Promesse di guadagni elevati, piattaforme sofisticate, call center ben strutturati e società apparentemente affidabili: è questo il volto dell’ingente truffa finanziaria scoperta dalla Guardia di Finanza di Pordenone, che ha portato alla denuncia di 15 finti broker, coordinati da un gruppo di quattro siciliani. Gli indagati, grazie a un sistema articolato e insidioso, avrebbero ingannato oltre 200 risparmiatori, spingendoli a investire somme importanti – per un totale stimato di circa 3 milioni di euro in soli due anni – in strumenti finanziari fittizi o criptovalute inesistenti. Le somme venivano poi trasferite su conti correnti esteri, in particolare in Paesi asiatici, al fine di ostacolare qualunque tentativo di tracciamento da parte delle autorità.
L’operazione delle fiamme gialle, denominata “Panormus”, è nata dalla denuncia di un anziano residente a Pordenone, vittima di un raggiro da 75mila euro. L’uomo, convinto di aver affidato i propri risparmi a consulenti esperti, si è invece trovato con il conto svuotato e nessuna possibilità di rientrare dell’investimento. Questo primo esposto ha acceso i riflettori su un’organizzazione ben strutturata, che operava con 36 società “schermo” sparse in diversi Paesi europei, tra cui Regno Unito, Romania, Polonia e Ungheria. Queste società, tutte prive di autorizzazioni per operare nel settore finanziario, servivano da facciata per attrarre nuovi investitori e far sembrare legittima l’attività dei falsi broker.

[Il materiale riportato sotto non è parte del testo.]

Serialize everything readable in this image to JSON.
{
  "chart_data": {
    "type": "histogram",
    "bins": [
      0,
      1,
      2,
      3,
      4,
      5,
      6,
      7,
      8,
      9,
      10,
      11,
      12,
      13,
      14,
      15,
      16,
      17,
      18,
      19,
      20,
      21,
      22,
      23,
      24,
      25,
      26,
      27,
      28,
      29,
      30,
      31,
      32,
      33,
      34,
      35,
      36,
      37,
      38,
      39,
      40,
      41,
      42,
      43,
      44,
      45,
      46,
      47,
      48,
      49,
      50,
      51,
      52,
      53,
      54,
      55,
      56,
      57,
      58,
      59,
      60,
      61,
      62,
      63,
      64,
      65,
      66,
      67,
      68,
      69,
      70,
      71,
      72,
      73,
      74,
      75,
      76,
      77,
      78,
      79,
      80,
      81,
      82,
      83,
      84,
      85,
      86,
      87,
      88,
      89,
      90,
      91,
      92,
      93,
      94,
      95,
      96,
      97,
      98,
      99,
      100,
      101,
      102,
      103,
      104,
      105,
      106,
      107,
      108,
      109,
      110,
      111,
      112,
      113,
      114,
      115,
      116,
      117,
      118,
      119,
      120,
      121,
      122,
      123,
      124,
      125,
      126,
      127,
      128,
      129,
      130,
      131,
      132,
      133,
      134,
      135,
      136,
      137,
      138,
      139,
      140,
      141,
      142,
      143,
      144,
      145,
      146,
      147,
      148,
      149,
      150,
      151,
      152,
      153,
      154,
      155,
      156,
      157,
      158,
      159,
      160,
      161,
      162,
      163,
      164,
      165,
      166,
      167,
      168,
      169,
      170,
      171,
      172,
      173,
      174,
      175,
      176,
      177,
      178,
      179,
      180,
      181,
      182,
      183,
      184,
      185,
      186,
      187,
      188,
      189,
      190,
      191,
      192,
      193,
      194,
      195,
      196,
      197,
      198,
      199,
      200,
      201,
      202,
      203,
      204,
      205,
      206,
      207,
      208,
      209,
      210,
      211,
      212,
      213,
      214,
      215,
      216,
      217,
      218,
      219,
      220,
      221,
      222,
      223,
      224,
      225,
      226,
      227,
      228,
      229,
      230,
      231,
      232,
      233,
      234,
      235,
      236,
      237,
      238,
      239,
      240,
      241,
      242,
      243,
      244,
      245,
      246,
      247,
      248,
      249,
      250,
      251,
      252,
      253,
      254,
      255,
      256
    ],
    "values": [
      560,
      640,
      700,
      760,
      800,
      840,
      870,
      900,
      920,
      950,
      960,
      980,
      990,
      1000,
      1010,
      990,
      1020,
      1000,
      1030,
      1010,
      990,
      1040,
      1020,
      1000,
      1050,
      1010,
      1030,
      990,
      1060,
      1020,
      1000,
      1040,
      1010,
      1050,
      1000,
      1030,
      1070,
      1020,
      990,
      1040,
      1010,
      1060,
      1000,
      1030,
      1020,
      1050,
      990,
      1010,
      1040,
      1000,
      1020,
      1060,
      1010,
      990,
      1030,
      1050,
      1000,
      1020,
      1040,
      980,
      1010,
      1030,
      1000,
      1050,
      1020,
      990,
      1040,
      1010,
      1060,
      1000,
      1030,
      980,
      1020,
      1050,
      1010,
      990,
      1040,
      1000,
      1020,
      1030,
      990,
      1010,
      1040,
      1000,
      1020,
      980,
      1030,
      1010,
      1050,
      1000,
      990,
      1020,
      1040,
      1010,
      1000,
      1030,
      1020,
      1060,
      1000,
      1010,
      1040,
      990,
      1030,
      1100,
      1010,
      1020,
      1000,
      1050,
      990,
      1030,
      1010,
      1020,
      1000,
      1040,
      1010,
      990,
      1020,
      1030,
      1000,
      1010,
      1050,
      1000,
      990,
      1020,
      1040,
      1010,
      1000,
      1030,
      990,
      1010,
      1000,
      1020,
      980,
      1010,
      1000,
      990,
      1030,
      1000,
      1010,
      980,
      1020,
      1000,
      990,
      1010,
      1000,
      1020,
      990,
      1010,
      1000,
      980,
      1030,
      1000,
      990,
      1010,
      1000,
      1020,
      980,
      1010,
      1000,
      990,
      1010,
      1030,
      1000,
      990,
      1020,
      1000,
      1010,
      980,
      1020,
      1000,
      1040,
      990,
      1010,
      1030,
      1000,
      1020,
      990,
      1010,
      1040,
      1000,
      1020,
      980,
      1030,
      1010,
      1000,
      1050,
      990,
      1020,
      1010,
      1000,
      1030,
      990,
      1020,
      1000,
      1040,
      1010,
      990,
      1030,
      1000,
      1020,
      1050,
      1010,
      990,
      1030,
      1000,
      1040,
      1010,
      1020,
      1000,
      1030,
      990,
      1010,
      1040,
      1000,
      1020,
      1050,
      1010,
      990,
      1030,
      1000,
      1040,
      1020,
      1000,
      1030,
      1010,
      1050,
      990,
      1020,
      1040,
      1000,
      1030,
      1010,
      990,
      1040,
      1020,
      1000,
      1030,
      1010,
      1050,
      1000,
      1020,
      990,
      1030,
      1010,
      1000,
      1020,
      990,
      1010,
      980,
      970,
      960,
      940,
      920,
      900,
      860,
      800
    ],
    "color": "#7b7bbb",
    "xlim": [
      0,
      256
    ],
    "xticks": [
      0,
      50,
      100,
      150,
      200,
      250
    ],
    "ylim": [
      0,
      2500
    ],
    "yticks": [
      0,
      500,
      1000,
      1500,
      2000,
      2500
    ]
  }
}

Attraverso un attento lavoro investigativo, gli specialisti della Guardia di Finanza hanno esaminato decine di conti correnti bancari italiani ed esteri, tracciato i flussi finanziari e ascoltato decine di testimoni, molti dei quali avevano affidato ingenti capitali ai truffatori. Determinanti sono state le perquisizioni condotte in Sicilia, che hanno permesso di raccogliere prove chiave, inclusi i dettagli dei viaggi effettuati all’estero dai membri del gruppo per costituire le società fittizie. A conclusione dell’inchiesta, la Procura di Pordenone ha trasmesso gli atti alla Procura di Palermo, che ha rinviato a giudizio i quattro promotori dell’organizzazione, due dei quali residenti nel Catanese. L’operazione si inserisce in un più ampio piano di contrasto alle frodi finanziarie, volto a proteggere il risparmio dei cittadini e la correttezza del mercato.